From: [email protected] [mailto:[email protected]]
On Behalf Of Ian Thomas
Sent: Friday, 26 November 2010 17:22
To: 'ozDotNet'
Subject: One for next week
My regex is very irregular, so some ideas would be nice
Problem: excluding the prohibited characters from file paths and file names.
I started off thinking that \ / : * ? " < > | would be about the maximum,
and I would just pass the filenames (generated from text titles - eg, books,
videos, etc) though a simple looping routine looking for the 9 prohibited
characters.
Using a simple regex, Regex.Replace(strIn, "[^\...@-]", "") is too
restrictive - for example, bracketed numbers (1), [23], etc are very common.
I've devoted too long to expanding this without much joy, and would
appreciate help.
In my researches, I discovered these two helpful methods in System.IO -
which is why my first approach, comparing characters and arrays, was
abandoned to explore if regular expressions might help.

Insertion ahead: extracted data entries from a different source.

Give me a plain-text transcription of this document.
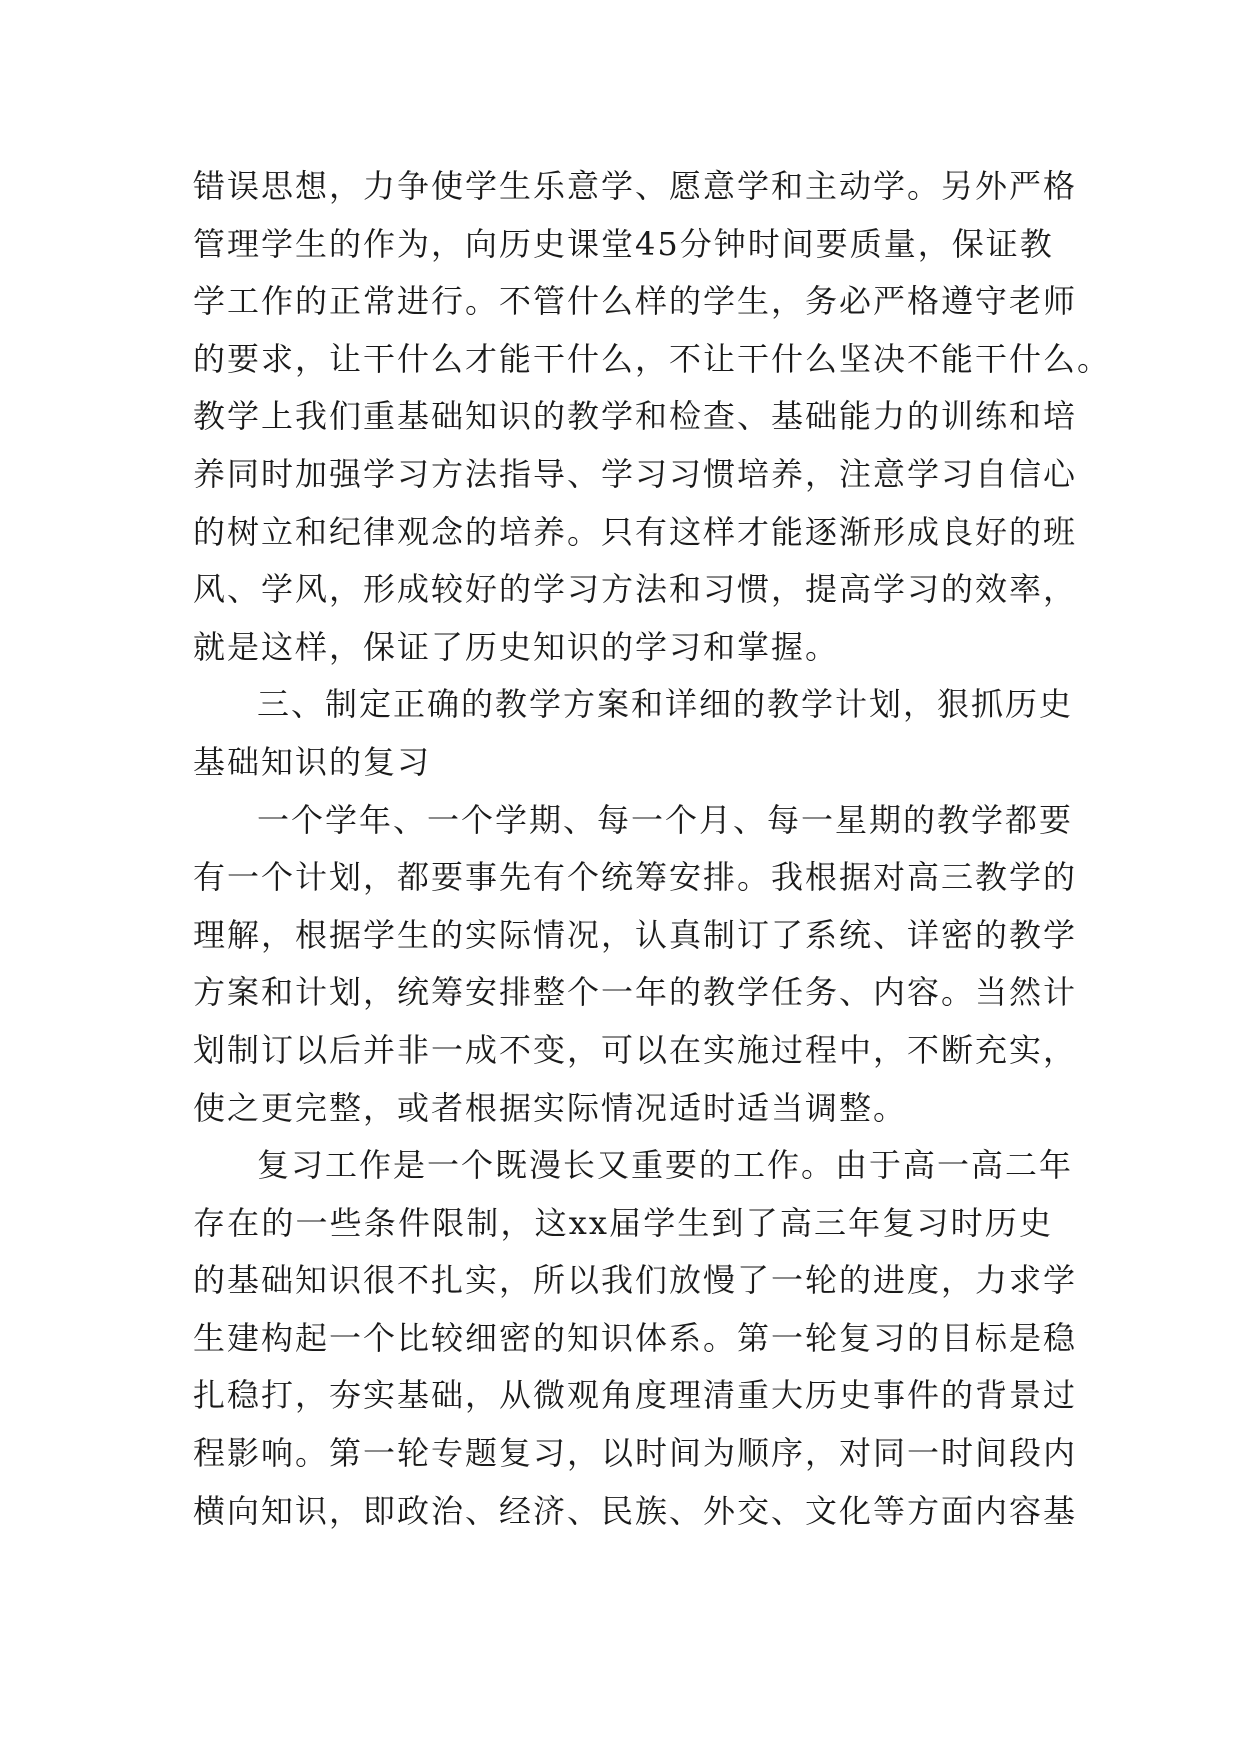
错误思想，力争使学生乐意学、愿意学和主动学。另外严格
管理学生的作为，向历史课堂45分钟时间要质量，保证教
学工作的正常进行。不管什么样的学生，务必严格遵守老师
的要求，让干什么才能干什么，不让干什么坚决不能干什么。
教学上我们重基础知识的教学和检查、基础能力的训练和培
养同时加强学习方法指导、学习习惯培养，注意学习自信心
的树立和纪律观念的培养。只有这样才能逐渐形成良好的班
风、学风，形成较好的学习方法和习惯，提高学习的效率，
就是这样，保证了历史知识的学习和掌握。
三、制定正确的教学方案和详细的教学计划，狠抓历史
基础知识的复习
一个学年、一个学期、每一个月、每一星期的教学都要
有一个计划，都要事先有个统筹安排。我根据对高三教学的
理解，根据学生的实际情况，认真制订了系统、详密的教学
方案和计划，统筹安排整个一年的教学任务、内容。当然计
划制订以后并非一成不变，可以在实施过程中，不断充实，
使之更完整，或者根据实际情况适时适当调整。
复习工作是一个既漫长又重要的工作。由于高一高二年
存在的一些条件限制，这xx届学生到了高三年复习时历史
的基础知识很不扎实，所以我们放慢了一轮的进度，力求学
生建构起一个比较细密的知识体系。第一轮复习的目标是稳
扎稳打，夯实基础，从微观角度理清重大历史事件的背景过
程影响。第一轮专题复习，以时间为顺序，对同一时间段内
横向知识，即政治、经济、民族、外交、文化等方面内容基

Path.GetInvalidPathChars() - Get a list of invalid path characters (returns
an array of Char)
and
Path.GetInvalid FileNameChars() - Get a list of invalid filename characters
(returns an array of Char)
The number returned is surprisingly large, so iterating through even a
50-character long filename / path name and checking for the undesirable
characters would be considerably longer than doing the same for 9
characters.
_____
Ian Thomas
Victoria Park, Western Australia